Hotels Offer Deals to Attract Icelanders
Icelanders plan to travel domestically this summer. From Seljalandsfoss waterfall. mbl.is/Ómar Óskarsson
Many Icelanders are planning to travel domestically this summer, as they have been encouraged to do, Morgunblaðið reports. Due to a collapse of demand for accommodation, caused by the COVID-19 pandemic, the large hotel chains in Iceland will only operate part of their hotels this summer. Only seven out of Íslandshótel’s 17 hotels will be open, three out of ten KEA Hotels, and three out of eight Center Hotels.
The hotel chains will be offering Icelanders substantial discounts. Íslandshótel, for example, offers 5, 7 or 10 overnight stays, which can be used at one or all the chain’s hotels. Dog owners are welcome to bring their dogs, as long as certain requirements are met.

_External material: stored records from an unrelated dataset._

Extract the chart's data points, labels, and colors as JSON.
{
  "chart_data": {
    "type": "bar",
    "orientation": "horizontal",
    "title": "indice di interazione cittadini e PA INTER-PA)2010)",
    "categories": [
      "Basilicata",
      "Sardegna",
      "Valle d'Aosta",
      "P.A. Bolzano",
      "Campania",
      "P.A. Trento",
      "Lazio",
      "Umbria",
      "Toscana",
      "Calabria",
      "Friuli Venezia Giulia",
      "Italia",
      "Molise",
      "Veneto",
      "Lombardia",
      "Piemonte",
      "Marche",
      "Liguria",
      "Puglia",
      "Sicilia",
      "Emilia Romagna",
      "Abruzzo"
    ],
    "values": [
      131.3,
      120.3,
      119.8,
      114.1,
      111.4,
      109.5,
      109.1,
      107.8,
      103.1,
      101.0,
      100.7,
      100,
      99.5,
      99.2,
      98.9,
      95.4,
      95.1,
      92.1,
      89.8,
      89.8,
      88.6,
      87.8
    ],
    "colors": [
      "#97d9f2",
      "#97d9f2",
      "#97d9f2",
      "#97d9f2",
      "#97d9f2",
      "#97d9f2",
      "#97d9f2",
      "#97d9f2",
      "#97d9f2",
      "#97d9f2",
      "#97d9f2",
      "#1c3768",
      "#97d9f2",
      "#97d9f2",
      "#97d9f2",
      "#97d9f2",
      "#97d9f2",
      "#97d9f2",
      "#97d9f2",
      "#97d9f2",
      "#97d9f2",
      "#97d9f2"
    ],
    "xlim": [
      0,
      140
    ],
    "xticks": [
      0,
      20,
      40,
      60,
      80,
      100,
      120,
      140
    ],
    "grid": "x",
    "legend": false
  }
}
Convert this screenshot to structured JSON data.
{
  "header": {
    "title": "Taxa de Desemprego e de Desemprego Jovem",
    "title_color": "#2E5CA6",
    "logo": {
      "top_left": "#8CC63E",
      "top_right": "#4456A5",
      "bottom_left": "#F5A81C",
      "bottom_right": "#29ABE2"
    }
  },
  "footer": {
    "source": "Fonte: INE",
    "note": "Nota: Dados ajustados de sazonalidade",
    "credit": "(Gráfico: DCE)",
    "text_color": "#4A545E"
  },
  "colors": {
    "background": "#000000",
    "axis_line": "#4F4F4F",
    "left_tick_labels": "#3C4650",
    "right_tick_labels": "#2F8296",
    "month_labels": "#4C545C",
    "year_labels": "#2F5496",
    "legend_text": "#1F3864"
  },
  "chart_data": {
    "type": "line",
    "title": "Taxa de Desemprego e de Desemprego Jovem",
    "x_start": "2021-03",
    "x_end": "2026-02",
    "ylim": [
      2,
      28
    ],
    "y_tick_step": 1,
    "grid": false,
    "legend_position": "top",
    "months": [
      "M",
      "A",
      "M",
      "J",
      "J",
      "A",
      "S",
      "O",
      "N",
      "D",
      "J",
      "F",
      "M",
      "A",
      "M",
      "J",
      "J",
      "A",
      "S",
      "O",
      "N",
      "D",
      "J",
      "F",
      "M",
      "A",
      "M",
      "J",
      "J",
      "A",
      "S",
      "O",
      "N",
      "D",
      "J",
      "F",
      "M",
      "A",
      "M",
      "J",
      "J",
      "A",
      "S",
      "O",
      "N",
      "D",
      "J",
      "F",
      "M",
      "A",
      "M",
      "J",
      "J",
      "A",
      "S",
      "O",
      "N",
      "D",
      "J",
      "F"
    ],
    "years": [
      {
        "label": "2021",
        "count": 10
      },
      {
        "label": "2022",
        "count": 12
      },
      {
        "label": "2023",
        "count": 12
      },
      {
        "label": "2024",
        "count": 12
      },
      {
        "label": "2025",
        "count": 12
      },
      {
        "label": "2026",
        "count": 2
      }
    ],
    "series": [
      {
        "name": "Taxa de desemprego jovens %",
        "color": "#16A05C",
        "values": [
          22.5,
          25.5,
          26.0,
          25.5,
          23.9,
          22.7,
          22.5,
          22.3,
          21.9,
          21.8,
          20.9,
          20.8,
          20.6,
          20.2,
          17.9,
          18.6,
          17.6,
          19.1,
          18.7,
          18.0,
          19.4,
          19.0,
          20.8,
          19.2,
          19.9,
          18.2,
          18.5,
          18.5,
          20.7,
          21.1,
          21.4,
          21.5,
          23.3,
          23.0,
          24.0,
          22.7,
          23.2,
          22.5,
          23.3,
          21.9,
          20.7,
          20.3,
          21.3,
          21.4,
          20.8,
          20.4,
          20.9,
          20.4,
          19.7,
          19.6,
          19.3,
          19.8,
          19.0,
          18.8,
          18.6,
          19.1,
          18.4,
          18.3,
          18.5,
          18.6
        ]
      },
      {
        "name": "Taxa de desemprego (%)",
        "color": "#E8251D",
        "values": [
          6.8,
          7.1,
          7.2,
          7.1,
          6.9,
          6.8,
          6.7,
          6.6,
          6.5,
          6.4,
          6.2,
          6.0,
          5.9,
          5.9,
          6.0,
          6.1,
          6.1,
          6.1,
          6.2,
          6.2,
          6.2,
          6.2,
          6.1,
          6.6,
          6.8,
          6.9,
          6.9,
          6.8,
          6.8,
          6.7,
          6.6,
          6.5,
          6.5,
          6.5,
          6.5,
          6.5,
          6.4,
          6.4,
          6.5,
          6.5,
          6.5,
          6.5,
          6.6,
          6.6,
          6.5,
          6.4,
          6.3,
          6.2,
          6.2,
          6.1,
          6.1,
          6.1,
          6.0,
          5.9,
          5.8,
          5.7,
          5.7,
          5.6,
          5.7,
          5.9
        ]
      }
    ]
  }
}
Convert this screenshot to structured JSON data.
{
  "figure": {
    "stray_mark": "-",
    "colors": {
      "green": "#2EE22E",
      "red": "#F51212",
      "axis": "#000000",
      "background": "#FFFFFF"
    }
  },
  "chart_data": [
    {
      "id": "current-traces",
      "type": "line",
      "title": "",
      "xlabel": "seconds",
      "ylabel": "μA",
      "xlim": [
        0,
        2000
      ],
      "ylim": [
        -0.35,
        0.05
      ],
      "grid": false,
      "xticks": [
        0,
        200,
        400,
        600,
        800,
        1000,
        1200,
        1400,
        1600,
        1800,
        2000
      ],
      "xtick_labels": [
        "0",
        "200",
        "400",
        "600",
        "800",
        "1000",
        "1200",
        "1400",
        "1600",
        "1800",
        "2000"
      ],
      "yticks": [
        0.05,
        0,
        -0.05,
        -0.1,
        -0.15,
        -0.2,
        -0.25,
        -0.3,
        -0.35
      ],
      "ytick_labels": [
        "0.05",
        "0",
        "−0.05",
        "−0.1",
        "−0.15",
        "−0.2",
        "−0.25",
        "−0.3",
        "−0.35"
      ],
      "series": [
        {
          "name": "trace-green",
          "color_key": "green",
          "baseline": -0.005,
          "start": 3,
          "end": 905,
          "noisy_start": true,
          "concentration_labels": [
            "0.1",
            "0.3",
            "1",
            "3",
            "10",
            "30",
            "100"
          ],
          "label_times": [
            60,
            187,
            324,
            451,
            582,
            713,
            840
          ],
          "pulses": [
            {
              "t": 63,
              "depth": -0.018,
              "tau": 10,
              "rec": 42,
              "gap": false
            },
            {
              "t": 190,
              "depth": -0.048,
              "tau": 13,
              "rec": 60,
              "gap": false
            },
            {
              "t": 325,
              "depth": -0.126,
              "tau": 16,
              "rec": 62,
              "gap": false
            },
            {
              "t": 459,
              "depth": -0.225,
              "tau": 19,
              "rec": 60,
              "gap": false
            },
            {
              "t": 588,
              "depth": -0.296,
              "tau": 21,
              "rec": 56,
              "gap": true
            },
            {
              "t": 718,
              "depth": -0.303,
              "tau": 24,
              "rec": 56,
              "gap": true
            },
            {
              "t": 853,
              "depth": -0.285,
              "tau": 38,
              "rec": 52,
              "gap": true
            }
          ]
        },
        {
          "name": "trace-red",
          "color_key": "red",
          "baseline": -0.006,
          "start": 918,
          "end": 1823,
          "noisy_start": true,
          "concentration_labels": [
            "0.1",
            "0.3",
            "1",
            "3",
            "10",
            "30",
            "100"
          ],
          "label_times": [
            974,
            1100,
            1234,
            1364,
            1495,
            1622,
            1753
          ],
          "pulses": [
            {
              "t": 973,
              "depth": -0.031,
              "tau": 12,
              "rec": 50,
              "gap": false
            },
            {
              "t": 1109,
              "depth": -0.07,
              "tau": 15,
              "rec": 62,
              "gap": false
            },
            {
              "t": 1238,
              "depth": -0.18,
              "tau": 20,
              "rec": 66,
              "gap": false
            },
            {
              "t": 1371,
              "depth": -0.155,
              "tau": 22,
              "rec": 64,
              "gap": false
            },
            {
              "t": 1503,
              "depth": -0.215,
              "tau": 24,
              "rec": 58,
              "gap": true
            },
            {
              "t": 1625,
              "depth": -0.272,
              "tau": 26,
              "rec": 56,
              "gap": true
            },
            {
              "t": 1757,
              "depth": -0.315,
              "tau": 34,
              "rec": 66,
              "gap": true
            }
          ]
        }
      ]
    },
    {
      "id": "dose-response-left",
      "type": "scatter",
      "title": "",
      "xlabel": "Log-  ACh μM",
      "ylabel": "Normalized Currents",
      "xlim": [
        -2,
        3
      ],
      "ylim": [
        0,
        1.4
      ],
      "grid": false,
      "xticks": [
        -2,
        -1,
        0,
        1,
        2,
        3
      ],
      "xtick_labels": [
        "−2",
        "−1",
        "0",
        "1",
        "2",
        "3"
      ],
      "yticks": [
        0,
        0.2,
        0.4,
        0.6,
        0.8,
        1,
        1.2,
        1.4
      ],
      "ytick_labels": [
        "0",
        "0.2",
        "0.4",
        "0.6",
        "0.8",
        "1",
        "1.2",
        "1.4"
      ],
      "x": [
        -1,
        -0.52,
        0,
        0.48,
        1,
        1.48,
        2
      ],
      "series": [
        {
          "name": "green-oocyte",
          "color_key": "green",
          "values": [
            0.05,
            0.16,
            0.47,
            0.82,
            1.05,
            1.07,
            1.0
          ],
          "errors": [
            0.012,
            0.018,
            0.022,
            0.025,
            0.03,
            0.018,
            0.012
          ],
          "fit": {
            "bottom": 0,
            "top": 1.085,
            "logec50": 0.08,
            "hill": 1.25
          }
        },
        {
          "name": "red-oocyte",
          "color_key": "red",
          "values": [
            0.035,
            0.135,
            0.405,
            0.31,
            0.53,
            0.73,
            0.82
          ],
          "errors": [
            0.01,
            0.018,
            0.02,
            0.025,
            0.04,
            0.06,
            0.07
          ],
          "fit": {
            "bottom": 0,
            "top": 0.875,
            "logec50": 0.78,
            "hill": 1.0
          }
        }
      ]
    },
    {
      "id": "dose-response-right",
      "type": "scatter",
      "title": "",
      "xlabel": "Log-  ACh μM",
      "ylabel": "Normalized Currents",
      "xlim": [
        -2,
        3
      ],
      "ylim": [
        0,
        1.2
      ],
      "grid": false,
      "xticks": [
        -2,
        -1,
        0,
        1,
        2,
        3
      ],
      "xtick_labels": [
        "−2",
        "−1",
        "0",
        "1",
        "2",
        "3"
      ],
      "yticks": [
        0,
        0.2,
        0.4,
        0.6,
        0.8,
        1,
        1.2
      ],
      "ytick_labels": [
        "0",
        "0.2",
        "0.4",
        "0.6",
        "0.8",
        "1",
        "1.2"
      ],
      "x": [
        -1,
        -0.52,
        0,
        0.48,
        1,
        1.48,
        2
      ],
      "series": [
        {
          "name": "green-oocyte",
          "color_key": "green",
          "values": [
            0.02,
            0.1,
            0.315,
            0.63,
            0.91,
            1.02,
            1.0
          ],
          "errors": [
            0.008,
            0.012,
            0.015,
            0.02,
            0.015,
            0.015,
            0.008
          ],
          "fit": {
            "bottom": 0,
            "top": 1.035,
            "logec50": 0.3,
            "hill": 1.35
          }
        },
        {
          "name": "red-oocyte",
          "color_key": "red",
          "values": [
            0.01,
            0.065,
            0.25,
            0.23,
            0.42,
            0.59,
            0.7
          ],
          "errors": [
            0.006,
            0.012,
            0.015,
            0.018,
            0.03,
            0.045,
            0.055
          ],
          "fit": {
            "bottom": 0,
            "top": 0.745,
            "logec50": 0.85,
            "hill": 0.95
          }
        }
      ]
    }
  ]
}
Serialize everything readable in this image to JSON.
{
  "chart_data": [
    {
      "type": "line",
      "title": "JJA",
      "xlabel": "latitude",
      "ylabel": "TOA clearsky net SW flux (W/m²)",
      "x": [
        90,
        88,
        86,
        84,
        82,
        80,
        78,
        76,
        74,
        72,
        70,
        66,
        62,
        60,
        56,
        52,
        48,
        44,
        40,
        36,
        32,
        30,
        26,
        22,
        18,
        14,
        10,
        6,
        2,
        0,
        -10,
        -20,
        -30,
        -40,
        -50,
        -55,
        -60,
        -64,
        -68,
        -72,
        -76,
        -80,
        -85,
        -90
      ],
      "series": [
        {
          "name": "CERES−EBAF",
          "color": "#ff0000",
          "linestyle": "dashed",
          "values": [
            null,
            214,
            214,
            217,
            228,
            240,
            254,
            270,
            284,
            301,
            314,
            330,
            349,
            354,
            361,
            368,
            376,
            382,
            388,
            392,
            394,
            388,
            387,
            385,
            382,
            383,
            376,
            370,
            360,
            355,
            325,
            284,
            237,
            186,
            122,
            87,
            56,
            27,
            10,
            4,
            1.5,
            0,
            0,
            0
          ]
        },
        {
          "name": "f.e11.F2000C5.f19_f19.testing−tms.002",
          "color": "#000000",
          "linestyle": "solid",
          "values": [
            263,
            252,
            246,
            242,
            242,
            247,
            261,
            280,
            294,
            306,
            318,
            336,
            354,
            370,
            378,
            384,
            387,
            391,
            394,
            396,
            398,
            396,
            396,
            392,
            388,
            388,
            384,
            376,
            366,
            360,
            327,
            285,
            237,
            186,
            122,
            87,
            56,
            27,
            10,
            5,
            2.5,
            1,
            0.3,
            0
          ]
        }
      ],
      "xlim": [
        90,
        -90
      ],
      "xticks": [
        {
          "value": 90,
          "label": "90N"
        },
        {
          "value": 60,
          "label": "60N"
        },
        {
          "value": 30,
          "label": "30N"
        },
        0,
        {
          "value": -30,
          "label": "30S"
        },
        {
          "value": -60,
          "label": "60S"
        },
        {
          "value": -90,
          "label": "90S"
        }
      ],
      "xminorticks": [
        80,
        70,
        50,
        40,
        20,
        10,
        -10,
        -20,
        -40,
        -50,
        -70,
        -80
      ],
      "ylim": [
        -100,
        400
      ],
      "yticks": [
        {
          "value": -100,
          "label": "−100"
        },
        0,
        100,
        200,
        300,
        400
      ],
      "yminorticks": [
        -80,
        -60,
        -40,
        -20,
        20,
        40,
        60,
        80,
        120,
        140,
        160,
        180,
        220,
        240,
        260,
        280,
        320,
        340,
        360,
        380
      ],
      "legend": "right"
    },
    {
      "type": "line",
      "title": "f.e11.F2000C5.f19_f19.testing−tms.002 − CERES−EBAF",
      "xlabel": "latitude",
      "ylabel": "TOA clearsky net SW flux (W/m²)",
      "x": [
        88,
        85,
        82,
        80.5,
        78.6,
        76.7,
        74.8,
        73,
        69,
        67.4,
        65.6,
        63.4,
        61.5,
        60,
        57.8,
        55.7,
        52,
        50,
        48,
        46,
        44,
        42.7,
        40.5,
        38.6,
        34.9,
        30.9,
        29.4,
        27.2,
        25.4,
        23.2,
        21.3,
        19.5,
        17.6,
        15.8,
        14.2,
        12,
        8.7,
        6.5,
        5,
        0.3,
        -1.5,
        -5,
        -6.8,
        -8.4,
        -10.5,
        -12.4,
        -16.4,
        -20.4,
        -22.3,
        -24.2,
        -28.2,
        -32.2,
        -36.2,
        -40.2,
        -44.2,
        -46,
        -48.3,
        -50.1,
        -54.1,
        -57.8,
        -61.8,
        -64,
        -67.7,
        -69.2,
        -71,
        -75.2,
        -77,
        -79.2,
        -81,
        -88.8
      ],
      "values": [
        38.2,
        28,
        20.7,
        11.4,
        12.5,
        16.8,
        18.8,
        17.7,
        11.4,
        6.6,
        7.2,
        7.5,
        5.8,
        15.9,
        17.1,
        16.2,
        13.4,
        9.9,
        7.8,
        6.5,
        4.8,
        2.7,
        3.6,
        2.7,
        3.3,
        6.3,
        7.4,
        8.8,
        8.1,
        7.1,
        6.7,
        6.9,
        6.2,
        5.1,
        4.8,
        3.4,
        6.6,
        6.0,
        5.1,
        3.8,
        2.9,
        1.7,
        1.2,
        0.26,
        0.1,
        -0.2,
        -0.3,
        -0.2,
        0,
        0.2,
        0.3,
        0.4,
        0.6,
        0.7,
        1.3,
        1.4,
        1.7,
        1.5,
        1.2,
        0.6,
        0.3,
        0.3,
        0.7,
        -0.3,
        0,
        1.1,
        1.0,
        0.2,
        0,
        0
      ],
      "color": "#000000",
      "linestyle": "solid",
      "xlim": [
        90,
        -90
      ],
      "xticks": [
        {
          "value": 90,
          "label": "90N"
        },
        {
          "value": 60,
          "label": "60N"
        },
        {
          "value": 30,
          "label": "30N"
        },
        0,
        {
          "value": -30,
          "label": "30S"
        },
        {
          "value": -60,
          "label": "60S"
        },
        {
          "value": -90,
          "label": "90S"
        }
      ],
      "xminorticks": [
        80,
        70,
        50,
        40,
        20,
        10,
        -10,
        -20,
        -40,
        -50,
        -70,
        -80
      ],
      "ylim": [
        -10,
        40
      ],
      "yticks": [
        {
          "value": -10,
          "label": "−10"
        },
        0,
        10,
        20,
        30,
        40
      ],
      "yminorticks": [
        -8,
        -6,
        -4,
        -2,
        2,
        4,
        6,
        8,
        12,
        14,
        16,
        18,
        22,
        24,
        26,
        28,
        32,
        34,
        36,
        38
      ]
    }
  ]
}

Davíð Torfi Ólafsson, CEO of Íslandshótel, expects the chain’s hotels to run at a loss this summer. “This keeps the cogs turning,” he states. “We still employ more than 300 people. They have jobs, and we’re attending to the Icelandic market.”
Demand is only a fraction of what it was at the same time last year. Between May 1 and 6, only 530 overnight stays had been booked at Íslandshótel for the summer, compared with 219,000 last year.
KEA Hotels offers packages in cooperation with various recreational businesses, such as golf, swimming and water sports, CEO Páll L. Sigurjónsson reports. More offers are being added.
“We, Icelanders, tend to book late and plan our travel based on the weather forecast,” Páll states.
Center Hotels in Reykjavík has numerous overnight deals for Icelanders, including gift certificates with a purchase, specifically offered to people who have worked in healthcare, stores and more during the pandemic. Gift certificates for the general public will offer up to a 50 percent discount, states Sara Kristófersdóttir, chief commercial officer of Center Hotels.
Unions that rent out cabins to their members report an explosion in demand for cabins this summer: almost all their cabins are booked up for the summer.
“Clearly, travel restrictions have a major impact,” states Sveinn Ingvarsson, who is in charge of cabin rental at Efling union, “and people don’t expect to be able to travel abroad.”